Monitor IGMP Join/Leave Frequency

Overview:

Our customer is an ISP and mobile carrier that provides access to millions of subscribers to online or internal services. Their reach spans several countries in Southeast Asia.

The Problem:

  • Our customer has issues with inconsistent content delivery to their subscribers especially with high bandwidth applications such as IPTV, cloud applications, and online gaming. They need a solution that can monitor their environment (PON G/XG), send alerts, and at the same time be able to quickly identify the source of the incident with 24/7 availability and record all traffic information beyond just the header.

The Solution:

  • With PureInsight, our customer was able to monitor areas of interest such as IGMP join/leave frequency, successful join, alerts based on DNS queries/responses, and DHCPv4/v6 discovers/requests. In addition, they can visualize their network traffic and quickly distinguish between broadcast, multicast, or unicast traffic.

Workflow:

1. Alerts

  • Go to Alerts and set igmp.record_type == 3 and igmp.record_type == 2 filters. (Capture the network traffic with the QP series)

  • Alerts grab the number of packets at a specific point in time based on the filter. In this case, an IGMP spike could be a leak spike which means a particular service dropped and the router or switch had some effects.

2. Check the Timeline Alert Graphs

  • Click the plus button to add and remove filters.

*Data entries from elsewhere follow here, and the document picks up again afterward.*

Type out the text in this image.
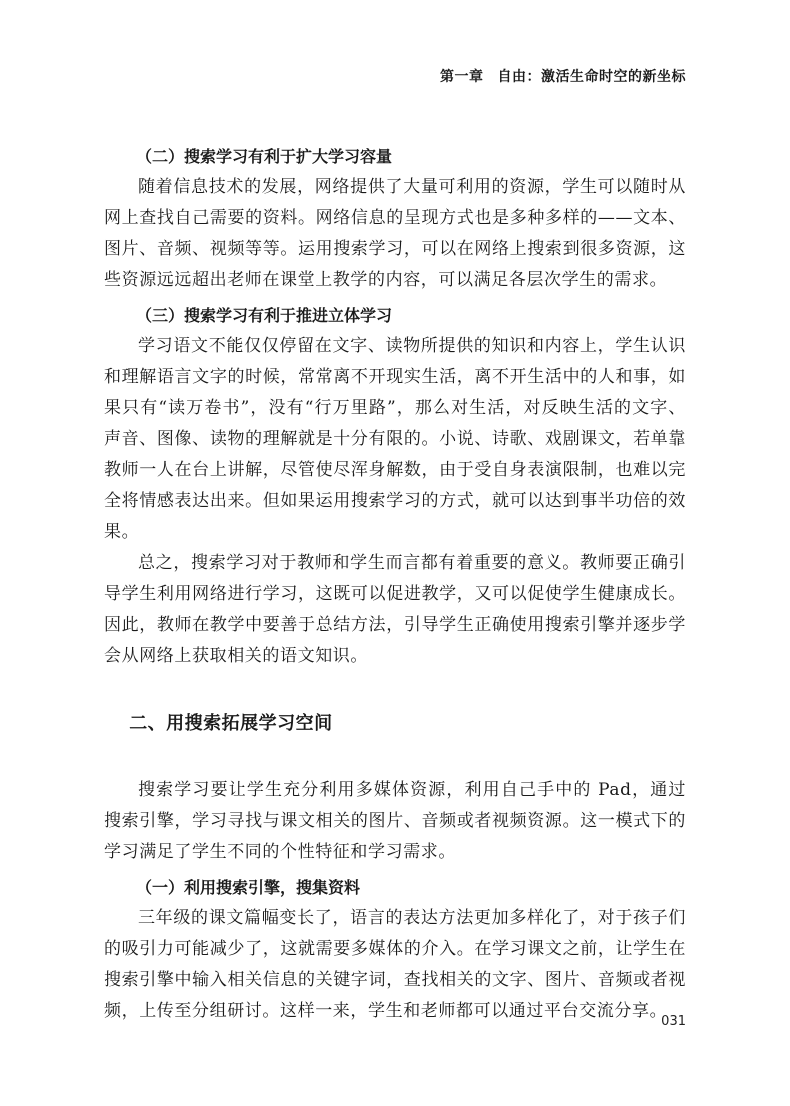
第一章 自由：激活生命时空的新坐标
（二）搜索学习有利于扩大学习容量

随着信息技术的发展，网络提供了大量可利用的资源，学生可以随时从网上查找自己需要的资料。网络信息的呈现方式也是多种多样的——文本、图片、音频、视频等等。运用搜索学习，可以在网络上搜索到很多资源，这些资源远远超出老师在课堂上教学的内容，可以满足各层次学生的需求。

（三）搜索学习有利于推进立体学习

学习语文不能仅仅停留在文字、读物所提供的知识和内容上，学生认识和理解语言文字的时候，常常离不开现实生活，离不开生活中的人和事，如果只有“读万卷书”，没有“行万里路”，那么对生活，对反映生活的文字、声音、图像、读物的理解就是十分有限的。小说、诗歌、戏剧课文，若单靠教师一人在台上讲解，尽管使尽浑身解数，由于受自身表演限制，也难以完全将情感表达出来。但如果运用搜索学习的方式，就可以达到事半功倍的效果。

总之，搜索学习对于教师和学生而言都有着重要的意义。教师要正确引导学生利用网络进行学习，这既可以促进教学，又可以促使学生健康成长。因此，教师在教学中要善于总结方法，引导学生正确使用搜索引擎并逐步学会从网络上获取相关的语文知识。

二、用搜索拓展学习空间

搜索学习要让学生充分利用多媒体资源，利用自己手中的 Pad，通过搜索引擎，学习寻找与课文相关的图片、音频或者视频资源。这一模式下的学习满足了学生不同的个性特征和学习需求。

（一）利用搜索引擎，搜集资料

三年级的课文篇幅变长了，语言的表达方法更加多样化了，对于孩子们的吸引力可能减少了，这就需要多媒体的介入。在学习课文之前，让学生在搜索引擎中输入相关信息的关键字词，查找相关的文字、图片、音频或者视频，上传至分组研讨。这样一来，学生和老师都可以通过平台交流分享。

031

3. Check the Timestamp on the Spike

  • If you zoom in, you will see that there is also network data at the bottom of the graph.

4. Flow Analysis

  • If you zoom in on the spike, you can see the top of the spike.

5. Download a PCAP File

  • Hover over the top portion of the spike and check the time stamp.

  • Perform a search by date and time before and after the timestamp observed in the alert.

  • Interactive Search can be used to categorize captured traffic data based on IP addresses, port numbers, protocols, and regular expressions. You can visualize the network traffic as a Nodal Graph with details of each node displayed.

7. Flow Analysis

  • Flow Analysis is used to create network streams from the PCAP files. Streams are plotted based on 5-tuple information, which contains source/destination IP, source/destination port, and timestamp extracted from each packet. The streams are plotted as the number of packets (y-axis) vs. time (x-axis).

  • Enter the files extracted in the interactive search. Use the lasso tool to highlight the flows you want to see in particular.

8. Download a PCAP File

  • The entire packet data can be downloaded in a PCAP format file for further investigation with third-party tools such as Wireshark.